Restituire Caporetto
(24 ottobre 1918)


      Un anno dopo Caporetto alla vigilia di Vittorio Veneto Benito Mussolini pubblicava questo articolo sul «Popolo d'Italia» del 24 ottobre 1918.

      Un anno è passato dodici mesi ricchi di eventi come dodici secoli ma noi cittadini italiani non sappiamo ancora come fu. Su la rotta oscura di Caporetto la Commissione di inchiesta non ha gettato alcun fascio — né grande né piccolo — di luce. Era da prevedersi. Le inchieste in Italia sono fatte perché c'è l'abitudine di farle. È un mezzo per mettere «in tacere» le cose specialmente ingrate. Le inchieste italiane non scoprono ma affogano le responsabilità.
      Ebbene non ce ne importa. L'on. Orlando può sciogliere quella Commissione di valentuomini. Tanto non ci farà sapere più di quanto si sappia. Sistema tristissimo degno della vecchia Italia che non ha avuto ancora il coraggio di pubblicare i bollettini nemici e la lista delle nostre perdite.
      Non sembri un paradosso ma io affermo che ai fini della Nazione non si è «sfruttato» abbastanza Caporetto. Una sciagura può essere utile come un colpo insperato di fortuna. A quelque chose malheur est bon opinava il vecchio fabulista francese. Ma perché Caporetto desse tutti i frutti che poteva dare bisognava scolpirne le linee nel cuore e nella coscienza degli Italiani. Non frasi ma cifre. Non attenuazioni del disastro ma piuttosto amplificazioni. Non anonimia vaga delle responsabilità ma individuazione con nome cognome e al caso plotone d'esecuzione.

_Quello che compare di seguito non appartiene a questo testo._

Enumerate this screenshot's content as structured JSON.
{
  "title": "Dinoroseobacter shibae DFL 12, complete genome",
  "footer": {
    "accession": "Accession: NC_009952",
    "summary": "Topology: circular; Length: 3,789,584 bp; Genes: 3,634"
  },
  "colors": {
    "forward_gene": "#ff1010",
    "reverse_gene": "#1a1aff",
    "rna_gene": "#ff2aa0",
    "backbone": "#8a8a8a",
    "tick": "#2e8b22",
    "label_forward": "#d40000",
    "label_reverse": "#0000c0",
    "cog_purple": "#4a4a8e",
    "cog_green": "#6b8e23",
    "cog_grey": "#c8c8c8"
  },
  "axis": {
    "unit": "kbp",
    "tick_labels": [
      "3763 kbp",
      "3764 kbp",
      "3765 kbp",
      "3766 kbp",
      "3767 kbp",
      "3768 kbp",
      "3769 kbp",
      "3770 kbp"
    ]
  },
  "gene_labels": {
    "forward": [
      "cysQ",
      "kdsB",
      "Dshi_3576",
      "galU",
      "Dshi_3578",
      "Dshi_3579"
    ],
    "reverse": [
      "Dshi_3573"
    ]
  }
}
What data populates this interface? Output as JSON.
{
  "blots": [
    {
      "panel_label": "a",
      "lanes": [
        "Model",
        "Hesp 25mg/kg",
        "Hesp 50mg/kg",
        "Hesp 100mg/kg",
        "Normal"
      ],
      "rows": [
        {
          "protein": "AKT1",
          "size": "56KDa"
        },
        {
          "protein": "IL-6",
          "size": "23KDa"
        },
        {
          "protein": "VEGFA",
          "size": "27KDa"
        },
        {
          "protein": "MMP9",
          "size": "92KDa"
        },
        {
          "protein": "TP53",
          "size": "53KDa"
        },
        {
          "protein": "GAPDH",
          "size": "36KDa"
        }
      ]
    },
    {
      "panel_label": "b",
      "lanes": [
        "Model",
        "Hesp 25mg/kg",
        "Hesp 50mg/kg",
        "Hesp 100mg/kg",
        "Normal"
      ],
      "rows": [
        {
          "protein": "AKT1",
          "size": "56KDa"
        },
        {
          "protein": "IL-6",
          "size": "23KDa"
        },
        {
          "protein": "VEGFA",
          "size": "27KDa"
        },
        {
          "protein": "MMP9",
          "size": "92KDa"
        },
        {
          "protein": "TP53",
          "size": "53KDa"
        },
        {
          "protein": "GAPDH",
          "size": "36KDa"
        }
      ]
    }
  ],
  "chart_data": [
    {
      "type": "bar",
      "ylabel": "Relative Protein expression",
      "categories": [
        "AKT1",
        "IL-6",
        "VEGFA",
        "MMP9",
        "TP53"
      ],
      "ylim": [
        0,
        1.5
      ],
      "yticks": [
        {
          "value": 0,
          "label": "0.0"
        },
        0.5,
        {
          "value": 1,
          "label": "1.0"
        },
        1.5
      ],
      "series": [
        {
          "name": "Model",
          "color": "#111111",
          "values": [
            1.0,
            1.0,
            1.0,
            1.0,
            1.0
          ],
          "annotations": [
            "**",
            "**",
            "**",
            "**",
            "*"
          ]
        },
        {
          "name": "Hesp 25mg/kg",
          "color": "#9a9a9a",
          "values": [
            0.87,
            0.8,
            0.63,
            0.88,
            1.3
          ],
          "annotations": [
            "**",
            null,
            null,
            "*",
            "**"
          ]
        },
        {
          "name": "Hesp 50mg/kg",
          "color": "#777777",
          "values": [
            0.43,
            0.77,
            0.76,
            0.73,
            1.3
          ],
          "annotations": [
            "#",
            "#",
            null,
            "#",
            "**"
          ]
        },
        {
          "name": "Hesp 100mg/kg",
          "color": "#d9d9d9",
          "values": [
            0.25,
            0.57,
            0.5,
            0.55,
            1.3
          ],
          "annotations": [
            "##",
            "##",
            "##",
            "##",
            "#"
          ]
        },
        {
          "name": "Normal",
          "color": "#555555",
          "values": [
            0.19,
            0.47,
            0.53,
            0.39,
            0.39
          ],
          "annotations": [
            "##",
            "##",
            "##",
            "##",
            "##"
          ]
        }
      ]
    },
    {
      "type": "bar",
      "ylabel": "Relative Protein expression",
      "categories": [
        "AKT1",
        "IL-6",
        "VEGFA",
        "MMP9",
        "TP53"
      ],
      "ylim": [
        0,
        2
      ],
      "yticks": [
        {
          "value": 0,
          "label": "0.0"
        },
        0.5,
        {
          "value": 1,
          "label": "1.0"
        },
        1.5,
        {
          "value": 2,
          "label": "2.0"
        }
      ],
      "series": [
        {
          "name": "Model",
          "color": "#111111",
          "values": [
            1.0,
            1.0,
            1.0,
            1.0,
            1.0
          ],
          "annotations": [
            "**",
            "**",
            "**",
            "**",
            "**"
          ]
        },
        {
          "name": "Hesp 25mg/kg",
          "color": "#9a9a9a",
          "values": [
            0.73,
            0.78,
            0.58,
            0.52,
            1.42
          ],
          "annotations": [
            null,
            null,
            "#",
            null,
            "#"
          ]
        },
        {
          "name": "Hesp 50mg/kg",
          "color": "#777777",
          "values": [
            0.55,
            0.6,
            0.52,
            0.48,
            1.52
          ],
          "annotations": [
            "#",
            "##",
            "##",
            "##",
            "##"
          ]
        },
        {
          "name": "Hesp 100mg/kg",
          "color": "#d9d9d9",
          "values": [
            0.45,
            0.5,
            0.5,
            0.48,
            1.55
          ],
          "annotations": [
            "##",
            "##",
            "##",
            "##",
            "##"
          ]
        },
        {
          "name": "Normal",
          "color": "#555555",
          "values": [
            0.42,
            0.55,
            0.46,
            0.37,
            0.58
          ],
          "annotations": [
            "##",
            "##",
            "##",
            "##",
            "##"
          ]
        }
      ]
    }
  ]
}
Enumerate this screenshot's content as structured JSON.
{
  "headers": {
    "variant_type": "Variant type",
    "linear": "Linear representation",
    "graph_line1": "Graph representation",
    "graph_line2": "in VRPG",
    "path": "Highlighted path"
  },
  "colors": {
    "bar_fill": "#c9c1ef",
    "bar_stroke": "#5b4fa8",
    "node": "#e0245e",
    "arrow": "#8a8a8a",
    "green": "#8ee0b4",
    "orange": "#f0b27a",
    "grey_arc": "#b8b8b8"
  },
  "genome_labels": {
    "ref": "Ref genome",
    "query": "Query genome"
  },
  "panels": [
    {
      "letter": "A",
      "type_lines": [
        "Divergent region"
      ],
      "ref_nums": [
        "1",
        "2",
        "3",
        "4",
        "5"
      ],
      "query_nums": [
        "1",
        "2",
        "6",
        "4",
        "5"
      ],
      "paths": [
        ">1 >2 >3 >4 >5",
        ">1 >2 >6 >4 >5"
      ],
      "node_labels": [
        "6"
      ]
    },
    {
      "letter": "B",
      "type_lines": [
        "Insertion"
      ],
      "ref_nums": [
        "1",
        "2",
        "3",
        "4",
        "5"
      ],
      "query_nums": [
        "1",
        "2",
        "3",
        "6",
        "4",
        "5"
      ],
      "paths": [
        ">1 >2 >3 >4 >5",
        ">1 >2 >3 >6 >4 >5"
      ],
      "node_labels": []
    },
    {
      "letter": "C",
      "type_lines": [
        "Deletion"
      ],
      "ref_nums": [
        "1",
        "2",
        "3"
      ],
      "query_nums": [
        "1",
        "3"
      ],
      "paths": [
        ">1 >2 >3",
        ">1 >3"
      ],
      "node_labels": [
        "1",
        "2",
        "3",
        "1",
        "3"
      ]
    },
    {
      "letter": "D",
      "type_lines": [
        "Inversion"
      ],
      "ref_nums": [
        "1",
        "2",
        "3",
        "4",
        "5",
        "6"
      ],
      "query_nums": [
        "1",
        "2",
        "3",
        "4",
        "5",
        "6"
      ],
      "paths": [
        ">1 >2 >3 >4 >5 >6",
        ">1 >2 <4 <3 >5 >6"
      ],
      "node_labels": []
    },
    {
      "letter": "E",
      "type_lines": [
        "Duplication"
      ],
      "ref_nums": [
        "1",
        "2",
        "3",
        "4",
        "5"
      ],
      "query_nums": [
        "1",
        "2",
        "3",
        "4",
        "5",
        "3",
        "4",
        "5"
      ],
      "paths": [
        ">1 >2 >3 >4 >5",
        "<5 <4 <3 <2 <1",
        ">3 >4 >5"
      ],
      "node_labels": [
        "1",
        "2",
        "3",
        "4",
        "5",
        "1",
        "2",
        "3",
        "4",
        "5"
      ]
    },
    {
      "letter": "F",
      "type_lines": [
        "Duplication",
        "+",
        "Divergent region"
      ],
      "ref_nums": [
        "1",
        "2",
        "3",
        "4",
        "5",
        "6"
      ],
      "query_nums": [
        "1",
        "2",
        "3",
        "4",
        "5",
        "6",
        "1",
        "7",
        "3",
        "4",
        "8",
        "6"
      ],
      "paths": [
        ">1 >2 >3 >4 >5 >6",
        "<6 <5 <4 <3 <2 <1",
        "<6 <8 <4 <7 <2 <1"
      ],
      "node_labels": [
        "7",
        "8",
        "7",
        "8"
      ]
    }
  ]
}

      Chi di noi non ha sentito cadere e morire qualche cosa nel profondo del cuore durante la settimana che va dal 24 ottobre al 1° novembre? Diciamo oggi che non fummo sorpresi. Nelle retrovie e all'interno dominava l'ottimismo degli incoscienti nutriti di frasi. Ma chi era stato lassù chi aveva vissuto lassù — soldato fra i soldati — immedesimato compenetrato in quel mondo — aveva notato da tempo le fenditure nella compagine. Era un lento processo di erosione. Qualche cosa si sfaldava. I soldati! Chi se ne ricordava più? Erano o sembravano assai lontani oltre un fiume che sino alla vigilia della guerra era perfettamente ignoto alla maggioranza degli Italiani. La Nazione invece di un contegno severo di guerra si esibiva ai ritornanti dalle trincee specie nelle città in una veste di urtante frivolezza. Curioso! Si pretendeva di conservare l'andamento della vita normale per una metà della Nazione mentre l'altra metà era condannata ad una anormalità terribile nella vita e nella morte. Stati d'animo di negazione si erano formati nelle masse profonde. Quando a precipitare la crisi giunsero gli episodi della nostra politica interna dell'agosto. Alle soglie dell'inverno dal Vaticano e dal Parlamento partirono voci di sfiducia consigli di sedizione e di resa.